C’est au tour de Bermudes de prendre la place. Au band de nous informer de leur #gratitude à l’égard du festival pour leur troisième participation. Pendant le début de leur performance, je me dis que, à ce moment-ci, si j’étais une touriste, que je passais devant le bar et que je voyais et entendais la musique, j’aimerais vraiment la ville. Pis j’aurais sûrement donné une vraiment bonne évaluation au Quai sur Yelp. Malheureusement je suis juste une Montréalaise qui prend tout pour acquis. A millenial’s gotta do what a millenial’s gotta do.
Tous les instruments sont très présents. Les membres du band sont à leur affaire et à l’aise. SVP m’aviser si j’ai mal détecté l’aisance du band sur scène. Je dois aussi pointer la relax-ttitude du bassiste. Pierre-Olivier a la vibe du gars dans ta classe de 6e année qui répond à toutes les questions du prof sur le triangle de Pythagore quand tous les autres élèves se demandent the fuck du pourquoi qu’on apprend ça. Pour ce qui est du reste du band, je les verrais vraiment jouer dans Le Seigneur des anneaux. Je les verrais bien se battre héroïquement avec les méchants trolls.
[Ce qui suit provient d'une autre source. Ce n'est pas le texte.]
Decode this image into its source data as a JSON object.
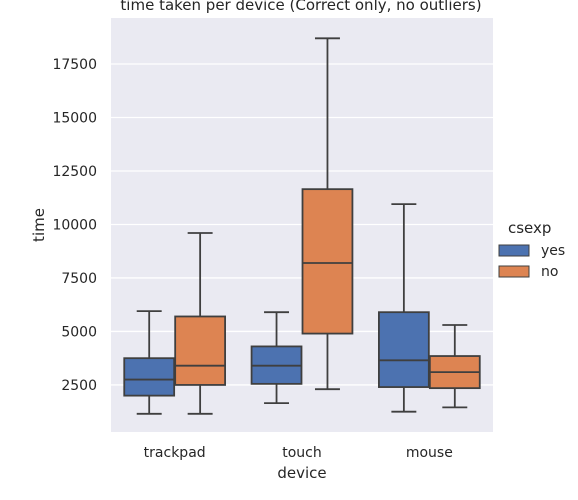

Fins joueurs / Photo: Marielle Normandin Pageau
De plus en plus de gens entrent dans le bar et plus le temps avance, plus les gens dansent au son de Bermudes. Palissade swing d’ailleurs de la tête et un peu des hanches.
Le band nous informe qu’à chacune de leurs performances de Coup de Coeur Francophone, il y a toujours des tragédies qui se passent dans le monde. Comme l’élection de Trump.
Ils enchaînent avec Cinémascope avant «de continuer avec les greatest hits» comme dirais Louis-Jean au chant. Ils performent donc Animal. Je scanne encore la foule, cette fois un peu moins comme James Bond et un peu plus comme un mélange de Daria et de Colombo et je me dis que finalement c’est une foule peuplée de gens qui détiennent une paire de Blundstones ou une paire de Converse.
Quelqu’un dans la foule crie comme si on lui pinçait le «ts’our de bras». Je me lève, applaudis, siffle. Je me dirige vers la sortie, je fais un signe de rock au drummer, Etienne Galarneau qui me répond avec un autre signe de rock; une complicité de rockstars. Et c’est sur cette note suintante, agréable et funné que je quitte le Quai des Brumes pour vaquer à ma vie brumeuse et caribéenne.